The high reactivity of plasma is a result of different plasma components: electromagnetic radiation (UV/VUV, visible light, IR, high-frequency electromagnetic fields, etc.) on the one hand and ions, electrons and reactive chemical species, primarily radicals, on the other. Besides surgical plasma application like argon plasma coagulation (APC), which is based on high-intensity lethal plasma effects, first and sporadic non-thermal therapeutic plasma applications are documented in literature. However, the basic understanding of mechanisms of plasma effects on different components of living systems is in the early beginning. Especially for the field of direct therapeutic plasma application, a fundamental knowledge of the mechanisms of plasma interaction with living cells and tissue is essential as a scientific basis.
Mechanisms
Though many positive results have been seen in the experiments, it is not clear what the dominant mechanism of action is for any applications in plasma medicine. The plasma treatment generates reactive oxygen and nitrogen species, which include free radicals. These species include O, O3, OH, H2O2, HO2, NO, ONOOH and many others. This increase the oxidative stress on cells, which may explain the selective killing of cancer cells, which are already oxidatively stressed. Additionally, prokaryotic cells may be more sensitive to the oxidative stress than eukaryotic cells, allowing for selective killing of bacteria.
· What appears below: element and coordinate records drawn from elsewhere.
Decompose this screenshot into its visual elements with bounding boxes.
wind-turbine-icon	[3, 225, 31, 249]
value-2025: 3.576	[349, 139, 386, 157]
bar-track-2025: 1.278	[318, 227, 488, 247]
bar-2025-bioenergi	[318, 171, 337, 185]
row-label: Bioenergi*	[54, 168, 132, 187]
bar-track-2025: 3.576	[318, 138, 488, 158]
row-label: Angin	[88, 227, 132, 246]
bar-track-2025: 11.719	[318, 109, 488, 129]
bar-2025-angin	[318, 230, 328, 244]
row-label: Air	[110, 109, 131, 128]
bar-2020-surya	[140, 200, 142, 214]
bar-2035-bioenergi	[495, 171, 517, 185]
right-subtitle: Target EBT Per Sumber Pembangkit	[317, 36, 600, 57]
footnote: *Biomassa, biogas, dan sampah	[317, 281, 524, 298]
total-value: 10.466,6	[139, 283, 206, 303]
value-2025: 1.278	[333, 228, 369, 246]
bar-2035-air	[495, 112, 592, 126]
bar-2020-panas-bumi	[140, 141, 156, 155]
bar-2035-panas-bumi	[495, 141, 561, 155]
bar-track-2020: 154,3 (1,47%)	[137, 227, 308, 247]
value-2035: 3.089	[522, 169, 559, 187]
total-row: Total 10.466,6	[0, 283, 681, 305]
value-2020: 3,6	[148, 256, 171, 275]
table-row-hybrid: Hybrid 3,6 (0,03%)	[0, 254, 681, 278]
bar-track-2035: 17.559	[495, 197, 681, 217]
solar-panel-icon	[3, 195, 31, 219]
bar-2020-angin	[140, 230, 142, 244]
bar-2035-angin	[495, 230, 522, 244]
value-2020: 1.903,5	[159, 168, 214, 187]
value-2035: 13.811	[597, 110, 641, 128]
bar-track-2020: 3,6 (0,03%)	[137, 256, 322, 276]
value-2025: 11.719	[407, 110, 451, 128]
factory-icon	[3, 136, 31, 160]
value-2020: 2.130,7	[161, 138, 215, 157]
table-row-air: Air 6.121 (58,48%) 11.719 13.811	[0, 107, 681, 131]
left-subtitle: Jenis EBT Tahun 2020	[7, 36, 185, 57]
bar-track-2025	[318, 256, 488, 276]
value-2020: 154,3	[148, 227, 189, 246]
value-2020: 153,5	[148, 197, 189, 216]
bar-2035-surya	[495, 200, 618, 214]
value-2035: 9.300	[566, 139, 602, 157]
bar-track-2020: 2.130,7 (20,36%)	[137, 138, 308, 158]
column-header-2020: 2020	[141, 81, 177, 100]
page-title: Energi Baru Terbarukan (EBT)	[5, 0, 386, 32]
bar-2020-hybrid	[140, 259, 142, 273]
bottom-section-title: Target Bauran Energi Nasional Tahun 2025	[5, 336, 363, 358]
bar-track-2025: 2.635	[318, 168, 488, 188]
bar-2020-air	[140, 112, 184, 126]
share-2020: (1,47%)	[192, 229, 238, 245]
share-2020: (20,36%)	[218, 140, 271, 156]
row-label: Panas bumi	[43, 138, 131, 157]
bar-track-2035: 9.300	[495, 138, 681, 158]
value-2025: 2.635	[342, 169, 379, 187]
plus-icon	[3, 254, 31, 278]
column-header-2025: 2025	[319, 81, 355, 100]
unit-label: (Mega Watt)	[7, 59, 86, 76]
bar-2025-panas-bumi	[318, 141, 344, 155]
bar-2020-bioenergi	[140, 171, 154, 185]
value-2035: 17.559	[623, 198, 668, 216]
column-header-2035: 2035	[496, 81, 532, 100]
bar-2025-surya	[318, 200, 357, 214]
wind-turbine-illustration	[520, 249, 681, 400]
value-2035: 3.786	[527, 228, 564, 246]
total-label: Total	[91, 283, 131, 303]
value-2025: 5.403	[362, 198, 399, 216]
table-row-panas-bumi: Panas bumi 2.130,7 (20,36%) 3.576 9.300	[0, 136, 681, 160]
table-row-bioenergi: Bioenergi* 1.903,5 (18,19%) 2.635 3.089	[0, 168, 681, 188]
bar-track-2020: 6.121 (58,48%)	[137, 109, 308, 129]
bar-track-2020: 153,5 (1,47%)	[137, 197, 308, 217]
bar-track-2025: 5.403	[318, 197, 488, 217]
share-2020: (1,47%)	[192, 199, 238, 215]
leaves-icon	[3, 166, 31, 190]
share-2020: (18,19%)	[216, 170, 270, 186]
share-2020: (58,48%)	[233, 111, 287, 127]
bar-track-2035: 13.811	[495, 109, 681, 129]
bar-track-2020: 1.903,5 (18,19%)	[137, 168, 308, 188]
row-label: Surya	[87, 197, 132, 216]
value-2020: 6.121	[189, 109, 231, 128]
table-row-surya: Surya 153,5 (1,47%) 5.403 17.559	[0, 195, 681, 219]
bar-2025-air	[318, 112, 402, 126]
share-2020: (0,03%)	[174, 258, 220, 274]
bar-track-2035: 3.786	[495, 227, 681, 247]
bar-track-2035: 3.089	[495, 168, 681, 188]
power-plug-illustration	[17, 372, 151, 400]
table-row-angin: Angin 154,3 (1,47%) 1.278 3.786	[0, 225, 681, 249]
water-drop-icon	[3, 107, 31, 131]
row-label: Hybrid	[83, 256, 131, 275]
It is known that electric fields can influence cell membranes from studies on electroporation. Electric fields on the cells being treated by a plasma jet can be high enough to produce electroporation, which may directly influence the cell behavior, or may simply allow more reactive species to enter the cell.
The role of the immune system in plasma medicine has recently become very convincing. It is possible that the reactive species introduced by a plasma recruit a systemic immune response.